Not knowing how to have a friendly conversation is discouraging. Inadvertently behaving badly, just because you don’t know this family’s rules, is frustrating. But not knowing how to argue with someone is devastating. Here you are, poised for self-defense, burning from an insult, determined to slam your point home, and either everything comes crashing down around you or you find you have made no impact at all.
Finding your way through an argument is as important as knowing how to be friendly. In-laws, however, tend to operate on the assumption that direct arguments are dangerous. Ruth discovers the dangers of direct confrontation the hard way: “About a year after we were married, I did actually confront her. We had a fight, and at first I thought it helped. But, ever since, there’s been something else in her manner—a defiant coldness, like I proved just what a bad person I am. Now I feel even more of an outsider.” We saw earlier how Shelly’s attempt to defend herself with her mother-in-law leads her brother-in-law to confront her husband, and the quarrel spreads throughout the extended family. Yet some women find that their outbursts are ignored. Courage and determination can be useless if you don’t know the rules of engagement.

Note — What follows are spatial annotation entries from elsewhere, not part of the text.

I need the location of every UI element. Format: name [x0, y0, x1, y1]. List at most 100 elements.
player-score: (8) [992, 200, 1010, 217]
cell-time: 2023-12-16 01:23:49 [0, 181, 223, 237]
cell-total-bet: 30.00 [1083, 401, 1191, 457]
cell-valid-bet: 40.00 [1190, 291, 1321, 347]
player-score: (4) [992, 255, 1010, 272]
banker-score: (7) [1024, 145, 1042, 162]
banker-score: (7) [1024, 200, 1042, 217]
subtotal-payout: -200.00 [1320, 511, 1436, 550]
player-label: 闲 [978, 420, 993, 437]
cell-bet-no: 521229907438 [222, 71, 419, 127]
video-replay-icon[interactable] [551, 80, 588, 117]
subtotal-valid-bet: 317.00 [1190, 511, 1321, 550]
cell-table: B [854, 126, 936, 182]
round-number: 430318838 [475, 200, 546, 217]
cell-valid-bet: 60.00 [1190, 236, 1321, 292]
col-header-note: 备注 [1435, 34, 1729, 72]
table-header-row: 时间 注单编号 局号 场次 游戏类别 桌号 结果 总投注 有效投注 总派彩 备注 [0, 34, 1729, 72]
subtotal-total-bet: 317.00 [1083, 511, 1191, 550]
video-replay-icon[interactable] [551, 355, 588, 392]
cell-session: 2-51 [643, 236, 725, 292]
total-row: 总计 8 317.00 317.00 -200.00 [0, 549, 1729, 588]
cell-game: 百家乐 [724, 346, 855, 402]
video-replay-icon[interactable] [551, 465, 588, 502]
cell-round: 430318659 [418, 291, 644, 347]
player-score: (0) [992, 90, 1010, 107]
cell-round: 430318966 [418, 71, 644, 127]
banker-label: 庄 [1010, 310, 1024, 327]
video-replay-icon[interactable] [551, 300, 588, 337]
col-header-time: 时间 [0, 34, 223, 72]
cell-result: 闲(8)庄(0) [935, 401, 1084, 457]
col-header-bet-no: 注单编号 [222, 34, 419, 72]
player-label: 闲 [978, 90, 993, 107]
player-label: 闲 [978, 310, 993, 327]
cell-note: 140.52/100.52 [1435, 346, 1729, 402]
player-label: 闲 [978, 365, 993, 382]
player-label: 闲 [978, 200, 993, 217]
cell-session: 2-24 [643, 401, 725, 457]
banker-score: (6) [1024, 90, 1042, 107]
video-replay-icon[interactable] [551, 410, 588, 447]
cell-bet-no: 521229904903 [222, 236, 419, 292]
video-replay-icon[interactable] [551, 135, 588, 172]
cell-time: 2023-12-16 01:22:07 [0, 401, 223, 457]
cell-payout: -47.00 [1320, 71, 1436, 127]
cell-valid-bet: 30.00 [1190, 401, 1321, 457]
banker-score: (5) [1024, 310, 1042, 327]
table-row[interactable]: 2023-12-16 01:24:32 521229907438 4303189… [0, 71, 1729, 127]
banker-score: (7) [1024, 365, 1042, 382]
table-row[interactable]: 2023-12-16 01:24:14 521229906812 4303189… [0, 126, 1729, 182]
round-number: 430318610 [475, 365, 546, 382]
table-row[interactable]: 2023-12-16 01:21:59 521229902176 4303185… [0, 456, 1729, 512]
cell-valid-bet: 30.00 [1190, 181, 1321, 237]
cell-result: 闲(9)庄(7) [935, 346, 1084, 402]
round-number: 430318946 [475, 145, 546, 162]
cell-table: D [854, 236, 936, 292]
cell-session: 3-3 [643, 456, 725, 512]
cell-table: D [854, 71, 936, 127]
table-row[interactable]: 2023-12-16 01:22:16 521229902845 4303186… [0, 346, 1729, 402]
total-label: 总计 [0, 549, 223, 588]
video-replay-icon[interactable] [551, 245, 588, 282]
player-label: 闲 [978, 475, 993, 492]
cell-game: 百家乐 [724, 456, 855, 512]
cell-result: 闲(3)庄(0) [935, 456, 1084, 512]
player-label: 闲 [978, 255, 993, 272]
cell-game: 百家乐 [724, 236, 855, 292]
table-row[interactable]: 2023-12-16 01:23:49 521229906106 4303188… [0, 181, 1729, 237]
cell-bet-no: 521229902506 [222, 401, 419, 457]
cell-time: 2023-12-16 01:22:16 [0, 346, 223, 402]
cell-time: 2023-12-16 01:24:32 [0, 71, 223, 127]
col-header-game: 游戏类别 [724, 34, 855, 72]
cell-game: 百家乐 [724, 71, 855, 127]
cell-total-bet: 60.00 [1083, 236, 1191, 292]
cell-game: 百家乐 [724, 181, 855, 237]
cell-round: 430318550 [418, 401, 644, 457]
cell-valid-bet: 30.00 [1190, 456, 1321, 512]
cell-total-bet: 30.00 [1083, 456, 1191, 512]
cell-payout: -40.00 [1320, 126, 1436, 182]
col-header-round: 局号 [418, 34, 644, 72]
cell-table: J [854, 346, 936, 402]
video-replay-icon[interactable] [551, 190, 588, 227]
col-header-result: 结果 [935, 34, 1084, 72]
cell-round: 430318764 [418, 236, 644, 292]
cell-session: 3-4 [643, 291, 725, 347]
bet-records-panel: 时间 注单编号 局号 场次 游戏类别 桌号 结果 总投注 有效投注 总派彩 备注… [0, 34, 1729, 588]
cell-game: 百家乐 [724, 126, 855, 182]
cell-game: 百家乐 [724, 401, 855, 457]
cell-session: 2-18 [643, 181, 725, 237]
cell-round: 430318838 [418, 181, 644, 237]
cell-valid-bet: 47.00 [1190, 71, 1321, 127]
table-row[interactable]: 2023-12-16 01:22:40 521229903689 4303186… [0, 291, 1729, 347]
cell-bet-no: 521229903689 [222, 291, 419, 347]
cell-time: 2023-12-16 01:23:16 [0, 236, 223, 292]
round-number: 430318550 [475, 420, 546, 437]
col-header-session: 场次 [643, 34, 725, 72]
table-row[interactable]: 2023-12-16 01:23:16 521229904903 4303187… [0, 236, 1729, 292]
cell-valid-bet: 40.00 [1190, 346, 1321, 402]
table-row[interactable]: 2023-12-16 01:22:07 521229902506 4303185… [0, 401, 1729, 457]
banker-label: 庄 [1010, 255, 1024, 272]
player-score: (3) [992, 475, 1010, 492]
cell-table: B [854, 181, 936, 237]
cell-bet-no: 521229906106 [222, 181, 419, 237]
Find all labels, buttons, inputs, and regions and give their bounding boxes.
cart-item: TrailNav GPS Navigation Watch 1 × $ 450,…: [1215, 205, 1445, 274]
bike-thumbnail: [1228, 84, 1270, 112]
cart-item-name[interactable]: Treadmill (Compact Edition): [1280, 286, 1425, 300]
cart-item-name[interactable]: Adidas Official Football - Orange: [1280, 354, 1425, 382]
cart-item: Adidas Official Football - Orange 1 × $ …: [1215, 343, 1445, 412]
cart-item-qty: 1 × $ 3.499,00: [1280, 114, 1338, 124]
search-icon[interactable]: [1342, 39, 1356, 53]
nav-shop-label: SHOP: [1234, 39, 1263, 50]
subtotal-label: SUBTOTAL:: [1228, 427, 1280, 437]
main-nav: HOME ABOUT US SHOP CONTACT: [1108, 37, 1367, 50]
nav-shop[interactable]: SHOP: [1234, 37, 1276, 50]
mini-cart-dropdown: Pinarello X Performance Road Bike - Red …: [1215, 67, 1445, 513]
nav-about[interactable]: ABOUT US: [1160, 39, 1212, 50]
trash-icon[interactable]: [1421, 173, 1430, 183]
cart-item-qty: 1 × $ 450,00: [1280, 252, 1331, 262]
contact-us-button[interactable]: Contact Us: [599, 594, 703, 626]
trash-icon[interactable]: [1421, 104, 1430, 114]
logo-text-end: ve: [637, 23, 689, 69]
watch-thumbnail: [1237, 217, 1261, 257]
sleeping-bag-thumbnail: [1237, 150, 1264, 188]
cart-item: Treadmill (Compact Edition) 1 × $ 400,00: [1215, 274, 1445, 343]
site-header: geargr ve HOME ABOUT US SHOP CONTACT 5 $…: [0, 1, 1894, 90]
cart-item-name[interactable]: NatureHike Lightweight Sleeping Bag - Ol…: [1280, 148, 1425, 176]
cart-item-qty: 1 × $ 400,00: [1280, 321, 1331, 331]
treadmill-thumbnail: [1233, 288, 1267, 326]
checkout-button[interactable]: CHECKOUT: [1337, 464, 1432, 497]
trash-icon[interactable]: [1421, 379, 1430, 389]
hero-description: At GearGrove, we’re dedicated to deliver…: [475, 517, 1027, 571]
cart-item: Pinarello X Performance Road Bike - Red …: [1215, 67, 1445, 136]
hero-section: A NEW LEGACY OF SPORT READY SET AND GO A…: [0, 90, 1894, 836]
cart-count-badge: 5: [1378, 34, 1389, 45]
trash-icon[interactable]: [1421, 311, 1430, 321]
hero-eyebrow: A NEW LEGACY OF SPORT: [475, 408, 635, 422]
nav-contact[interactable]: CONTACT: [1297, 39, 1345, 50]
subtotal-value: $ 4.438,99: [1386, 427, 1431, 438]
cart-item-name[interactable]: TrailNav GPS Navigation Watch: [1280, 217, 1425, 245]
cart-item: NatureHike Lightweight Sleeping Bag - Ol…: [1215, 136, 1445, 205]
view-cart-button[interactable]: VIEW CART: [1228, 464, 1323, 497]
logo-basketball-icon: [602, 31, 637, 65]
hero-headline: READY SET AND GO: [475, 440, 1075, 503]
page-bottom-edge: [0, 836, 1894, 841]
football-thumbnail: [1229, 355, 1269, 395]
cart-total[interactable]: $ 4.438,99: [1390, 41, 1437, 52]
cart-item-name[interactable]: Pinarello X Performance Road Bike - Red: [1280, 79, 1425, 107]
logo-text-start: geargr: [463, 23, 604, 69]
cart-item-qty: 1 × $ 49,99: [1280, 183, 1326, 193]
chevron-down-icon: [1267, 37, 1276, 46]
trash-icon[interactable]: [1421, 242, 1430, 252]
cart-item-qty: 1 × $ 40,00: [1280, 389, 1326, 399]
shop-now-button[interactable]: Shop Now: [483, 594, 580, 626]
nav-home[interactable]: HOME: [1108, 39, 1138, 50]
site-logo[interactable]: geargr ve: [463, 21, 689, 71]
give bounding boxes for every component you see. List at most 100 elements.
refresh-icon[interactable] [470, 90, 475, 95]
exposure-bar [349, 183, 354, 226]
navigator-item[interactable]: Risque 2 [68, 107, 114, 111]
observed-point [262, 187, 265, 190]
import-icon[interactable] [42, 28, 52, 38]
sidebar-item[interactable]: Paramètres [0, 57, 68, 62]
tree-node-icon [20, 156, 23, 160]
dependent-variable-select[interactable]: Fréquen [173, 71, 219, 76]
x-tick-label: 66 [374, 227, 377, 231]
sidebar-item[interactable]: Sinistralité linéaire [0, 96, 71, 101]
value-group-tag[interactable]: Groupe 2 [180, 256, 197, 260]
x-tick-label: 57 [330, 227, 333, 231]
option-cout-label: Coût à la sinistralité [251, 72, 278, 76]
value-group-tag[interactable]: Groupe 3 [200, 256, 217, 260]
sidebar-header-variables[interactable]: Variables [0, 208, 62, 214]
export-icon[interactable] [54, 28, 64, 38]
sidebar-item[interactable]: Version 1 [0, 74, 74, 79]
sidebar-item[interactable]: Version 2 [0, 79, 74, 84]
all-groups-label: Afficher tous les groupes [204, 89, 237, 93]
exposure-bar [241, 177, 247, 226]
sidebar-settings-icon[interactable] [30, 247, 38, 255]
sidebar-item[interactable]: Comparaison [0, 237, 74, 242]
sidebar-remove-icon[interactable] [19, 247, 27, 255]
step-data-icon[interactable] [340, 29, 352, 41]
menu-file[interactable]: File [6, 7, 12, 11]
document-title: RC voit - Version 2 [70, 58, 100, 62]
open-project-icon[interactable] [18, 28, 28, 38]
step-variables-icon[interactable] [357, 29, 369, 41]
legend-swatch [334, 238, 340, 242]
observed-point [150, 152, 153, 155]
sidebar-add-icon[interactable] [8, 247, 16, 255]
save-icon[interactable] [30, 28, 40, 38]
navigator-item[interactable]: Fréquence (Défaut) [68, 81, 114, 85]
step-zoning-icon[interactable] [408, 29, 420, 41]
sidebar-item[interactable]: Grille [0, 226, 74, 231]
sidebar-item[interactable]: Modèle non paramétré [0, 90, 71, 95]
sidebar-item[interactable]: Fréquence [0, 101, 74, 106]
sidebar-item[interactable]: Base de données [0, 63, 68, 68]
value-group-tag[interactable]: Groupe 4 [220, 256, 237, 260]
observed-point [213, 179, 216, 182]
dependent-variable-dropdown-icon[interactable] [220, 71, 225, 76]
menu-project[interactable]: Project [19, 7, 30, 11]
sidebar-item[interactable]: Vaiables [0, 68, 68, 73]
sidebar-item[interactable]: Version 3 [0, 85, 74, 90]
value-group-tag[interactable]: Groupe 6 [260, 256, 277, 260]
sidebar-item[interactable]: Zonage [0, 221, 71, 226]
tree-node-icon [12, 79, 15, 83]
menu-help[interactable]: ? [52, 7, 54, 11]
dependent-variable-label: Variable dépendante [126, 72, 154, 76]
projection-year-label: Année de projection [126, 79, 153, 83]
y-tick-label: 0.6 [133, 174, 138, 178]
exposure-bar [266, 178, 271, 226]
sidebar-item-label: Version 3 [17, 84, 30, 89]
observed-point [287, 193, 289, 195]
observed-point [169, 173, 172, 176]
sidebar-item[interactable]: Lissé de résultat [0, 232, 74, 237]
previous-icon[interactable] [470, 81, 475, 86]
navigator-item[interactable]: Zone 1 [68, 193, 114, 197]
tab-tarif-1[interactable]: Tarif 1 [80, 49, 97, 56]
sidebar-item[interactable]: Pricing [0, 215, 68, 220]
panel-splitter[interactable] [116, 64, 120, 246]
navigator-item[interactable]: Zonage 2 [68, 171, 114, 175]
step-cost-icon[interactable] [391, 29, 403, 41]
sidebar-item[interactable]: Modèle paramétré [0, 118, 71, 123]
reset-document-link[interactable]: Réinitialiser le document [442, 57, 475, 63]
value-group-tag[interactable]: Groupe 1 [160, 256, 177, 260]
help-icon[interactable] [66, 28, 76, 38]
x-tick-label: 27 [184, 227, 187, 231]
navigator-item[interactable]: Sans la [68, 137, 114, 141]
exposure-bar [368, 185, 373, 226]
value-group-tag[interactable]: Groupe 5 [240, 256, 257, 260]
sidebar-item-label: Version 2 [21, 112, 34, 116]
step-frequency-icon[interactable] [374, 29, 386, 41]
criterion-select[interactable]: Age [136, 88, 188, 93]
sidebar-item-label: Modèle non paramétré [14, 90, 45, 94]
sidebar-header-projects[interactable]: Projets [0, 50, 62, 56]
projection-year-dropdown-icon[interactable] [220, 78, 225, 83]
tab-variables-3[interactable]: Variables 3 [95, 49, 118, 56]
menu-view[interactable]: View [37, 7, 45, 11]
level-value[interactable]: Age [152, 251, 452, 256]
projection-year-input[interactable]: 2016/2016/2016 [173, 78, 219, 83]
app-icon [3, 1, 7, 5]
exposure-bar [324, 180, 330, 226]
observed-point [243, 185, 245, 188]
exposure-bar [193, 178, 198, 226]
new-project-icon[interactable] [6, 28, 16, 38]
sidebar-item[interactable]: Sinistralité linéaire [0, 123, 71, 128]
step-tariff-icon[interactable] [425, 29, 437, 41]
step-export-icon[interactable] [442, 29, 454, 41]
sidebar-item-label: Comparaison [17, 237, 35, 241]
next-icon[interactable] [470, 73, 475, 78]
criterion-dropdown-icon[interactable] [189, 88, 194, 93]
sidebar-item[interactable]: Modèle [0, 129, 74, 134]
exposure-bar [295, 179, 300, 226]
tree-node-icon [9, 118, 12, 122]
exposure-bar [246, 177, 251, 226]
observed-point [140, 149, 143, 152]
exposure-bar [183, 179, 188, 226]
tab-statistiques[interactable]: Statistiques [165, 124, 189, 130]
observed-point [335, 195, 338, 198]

Each family has its own rules for arguing, and part of learning how to be a family is learning how to argue. If you don’t know how to argue, then direct engagement, with the consequent quick shifts in emotional temperature, is bewildering. Grace, for example, is confounded by the rhythm and rationale of her daughter-in-law’s temper. “I feel I should take heed of that ad for Jaws,” Grace tells me. “Just when you feel it’s safe to go back to the water…Well, my daughter-in-law erupts over an ‘issue,’ and is as ferocious as a shark. Then everything is OK again—until the next time. But I never understand what sets her off. The whole time I have to watch my step with her.”
The difficulty in navigating your way through an argument when you don’t know the family rules, the anxiety of interacting with a person whose responses you cannot predict, can make us “play safe.” This strategy results in a good-behavior syndrome that aims at avoiding conflict but ends up increasing discomfort.